• Tom Lane's avatar
    Disallow set-returning functions inside CASE or COALESCE. · 0436f6bd
    Tom Lane authored
    When we reimplemented SRFs in commit 69f4b9c8, our initial choice was
    to allow the behavior to vary from historical practice in cases where a
    SRF call appeared within a conditional-execution construct (currently,
    only CASE or COALESCE).  But that was controversial to begin with, and
    subsequent discussion has resulted in a consensus that it's better to
    throw an error instead of executing the query differently from before,
    so long as we can provide a reasonably clear error message and a way to
    rewrite the query.
    
    Hence, add a parser mechanism to allow detection of such cases during
    parse analysis.  The mechanism just requires storing, in the ParseState,
    a pointer to the set-returning FuncExpr or OpExpr most recently emitted
    by parse analysis.  Then the parsing functions for CASE and COALESCE can
    detect the presence of a SRF in their arguments by noting whether this
    pointer changes while analyzing their arguments.  Furthermore, if it does,
    it provides a suitable error cursor location for the complaint.  (This
    means that if there's more than one SRF in the arguments, the error will
    point at the last one to be analyzed not the first.  While connoisseurs of
    parsing behavior might find that odd, it's unlikely the average user would
    ever notice.)
    
    While at it, we can also provide more specific error messages than before
    about some pre-existing restrictions, such as no-SRFs-within-aggregates.
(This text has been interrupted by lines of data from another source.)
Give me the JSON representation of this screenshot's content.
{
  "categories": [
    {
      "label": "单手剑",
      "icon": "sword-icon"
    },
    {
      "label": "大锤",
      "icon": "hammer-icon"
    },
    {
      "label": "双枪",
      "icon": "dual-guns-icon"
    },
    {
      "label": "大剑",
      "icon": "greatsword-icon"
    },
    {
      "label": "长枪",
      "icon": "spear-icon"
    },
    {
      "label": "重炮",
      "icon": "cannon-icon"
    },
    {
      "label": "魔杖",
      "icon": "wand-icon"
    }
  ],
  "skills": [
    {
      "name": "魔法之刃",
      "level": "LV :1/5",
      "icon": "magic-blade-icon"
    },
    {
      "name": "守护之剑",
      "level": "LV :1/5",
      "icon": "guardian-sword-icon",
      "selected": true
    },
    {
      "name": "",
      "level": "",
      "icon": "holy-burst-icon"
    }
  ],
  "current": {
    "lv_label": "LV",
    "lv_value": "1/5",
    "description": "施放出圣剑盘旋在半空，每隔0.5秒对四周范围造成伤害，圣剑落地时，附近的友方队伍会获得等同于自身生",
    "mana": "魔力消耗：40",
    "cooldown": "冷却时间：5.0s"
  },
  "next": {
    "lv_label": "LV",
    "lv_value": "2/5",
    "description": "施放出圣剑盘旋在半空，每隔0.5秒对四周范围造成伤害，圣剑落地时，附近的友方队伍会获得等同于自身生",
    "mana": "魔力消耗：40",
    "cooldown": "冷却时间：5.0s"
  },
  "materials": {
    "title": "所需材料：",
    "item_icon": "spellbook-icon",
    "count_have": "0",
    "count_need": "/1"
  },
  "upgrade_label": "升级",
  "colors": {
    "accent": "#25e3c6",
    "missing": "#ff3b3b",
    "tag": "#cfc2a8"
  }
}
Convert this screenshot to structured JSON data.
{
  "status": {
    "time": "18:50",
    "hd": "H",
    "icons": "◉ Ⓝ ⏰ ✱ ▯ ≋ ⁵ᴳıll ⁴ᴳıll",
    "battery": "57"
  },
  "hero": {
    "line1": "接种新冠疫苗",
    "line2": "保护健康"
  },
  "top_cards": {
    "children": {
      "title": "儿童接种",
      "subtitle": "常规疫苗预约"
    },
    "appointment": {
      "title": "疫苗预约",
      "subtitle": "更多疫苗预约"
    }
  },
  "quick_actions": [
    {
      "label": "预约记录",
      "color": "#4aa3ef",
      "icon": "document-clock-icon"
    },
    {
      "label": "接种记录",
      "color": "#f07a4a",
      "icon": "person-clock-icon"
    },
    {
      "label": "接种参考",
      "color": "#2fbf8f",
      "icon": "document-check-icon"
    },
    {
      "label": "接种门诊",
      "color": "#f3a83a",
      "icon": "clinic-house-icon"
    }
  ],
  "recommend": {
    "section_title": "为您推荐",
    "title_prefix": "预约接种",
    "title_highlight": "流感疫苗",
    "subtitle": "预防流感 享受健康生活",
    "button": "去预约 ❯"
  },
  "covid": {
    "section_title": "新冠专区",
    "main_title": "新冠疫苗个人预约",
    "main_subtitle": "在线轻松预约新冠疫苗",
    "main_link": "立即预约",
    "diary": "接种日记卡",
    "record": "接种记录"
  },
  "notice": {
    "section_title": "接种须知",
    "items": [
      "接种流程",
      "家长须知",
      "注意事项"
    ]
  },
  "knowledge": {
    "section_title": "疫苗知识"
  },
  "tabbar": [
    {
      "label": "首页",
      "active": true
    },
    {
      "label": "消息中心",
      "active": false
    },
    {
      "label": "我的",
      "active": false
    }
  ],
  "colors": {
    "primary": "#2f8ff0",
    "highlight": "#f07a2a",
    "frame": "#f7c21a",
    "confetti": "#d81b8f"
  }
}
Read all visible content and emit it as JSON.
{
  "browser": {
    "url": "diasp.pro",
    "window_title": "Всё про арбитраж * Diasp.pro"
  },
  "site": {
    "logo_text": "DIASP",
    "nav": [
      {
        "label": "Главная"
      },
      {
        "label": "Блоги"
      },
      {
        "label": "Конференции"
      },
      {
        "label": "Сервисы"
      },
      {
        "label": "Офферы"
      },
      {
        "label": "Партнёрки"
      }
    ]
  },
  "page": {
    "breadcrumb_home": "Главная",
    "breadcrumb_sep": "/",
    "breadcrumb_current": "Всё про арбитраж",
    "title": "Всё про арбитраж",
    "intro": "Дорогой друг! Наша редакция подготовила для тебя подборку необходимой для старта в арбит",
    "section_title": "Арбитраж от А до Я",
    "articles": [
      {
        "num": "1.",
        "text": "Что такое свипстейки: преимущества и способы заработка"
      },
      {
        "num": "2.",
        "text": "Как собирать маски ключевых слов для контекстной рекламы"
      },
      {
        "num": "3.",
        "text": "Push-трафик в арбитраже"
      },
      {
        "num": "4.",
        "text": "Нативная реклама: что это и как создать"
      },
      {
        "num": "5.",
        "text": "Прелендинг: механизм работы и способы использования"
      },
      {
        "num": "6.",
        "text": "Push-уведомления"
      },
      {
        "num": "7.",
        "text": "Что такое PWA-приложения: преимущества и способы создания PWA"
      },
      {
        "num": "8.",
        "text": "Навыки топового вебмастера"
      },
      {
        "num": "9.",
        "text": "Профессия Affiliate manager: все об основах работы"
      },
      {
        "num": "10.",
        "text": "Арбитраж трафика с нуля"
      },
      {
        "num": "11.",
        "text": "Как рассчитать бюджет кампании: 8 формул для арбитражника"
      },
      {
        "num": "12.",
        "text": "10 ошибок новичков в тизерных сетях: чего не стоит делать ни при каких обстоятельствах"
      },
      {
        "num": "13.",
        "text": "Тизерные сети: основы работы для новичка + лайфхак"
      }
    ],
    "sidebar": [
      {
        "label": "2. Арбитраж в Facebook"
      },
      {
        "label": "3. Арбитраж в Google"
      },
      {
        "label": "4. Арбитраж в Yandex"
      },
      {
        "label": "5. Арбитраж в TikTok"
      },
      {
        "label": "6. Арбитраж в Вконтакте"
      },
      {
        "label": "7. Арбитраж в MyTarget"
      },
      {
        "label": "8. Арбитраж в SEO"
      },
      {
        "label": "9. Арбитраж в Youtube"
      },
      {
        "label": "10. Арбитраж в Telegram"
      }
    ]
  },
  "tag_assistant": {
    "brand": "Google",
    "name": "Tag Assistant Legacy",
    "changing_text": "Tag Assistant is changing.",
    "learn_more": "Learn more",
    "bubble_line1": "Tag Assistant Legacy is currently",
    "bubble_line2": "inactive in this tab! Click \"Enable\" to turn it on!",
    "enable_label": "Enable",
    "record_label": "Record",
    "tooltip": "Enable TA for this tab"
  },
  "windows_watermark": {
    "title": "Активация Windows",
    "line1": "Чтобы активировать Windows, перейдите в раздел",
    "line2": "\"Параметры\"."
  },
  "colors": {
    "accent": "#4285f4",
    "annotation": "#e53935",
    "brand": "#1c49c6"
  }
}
    Also, reject at parse time cases where a NULLIF or IS DISTINCT FROM
    construct would need to return a set.  We've never supported that, but the
    restriction is depended on in more subtle ways now, so it seems wise to
    detect it at the start.
    
    Also, provide some documentation about how to rewrite a SRF-within-CASE
    query using a custom wrapper SRF.
    
    It turns out that the information_schema.user_mapping_options view
    contained an instance of exactly the behavior we're now forbidding; but
    rewriting it makes it more clear and safer too.
    
    initdb forced because of user_mapping_options change.
    
    Patch by me, with error message suggestions from Alvaro Herrera and
    Andres Freund, pursuant to a complaint from Regina Obe.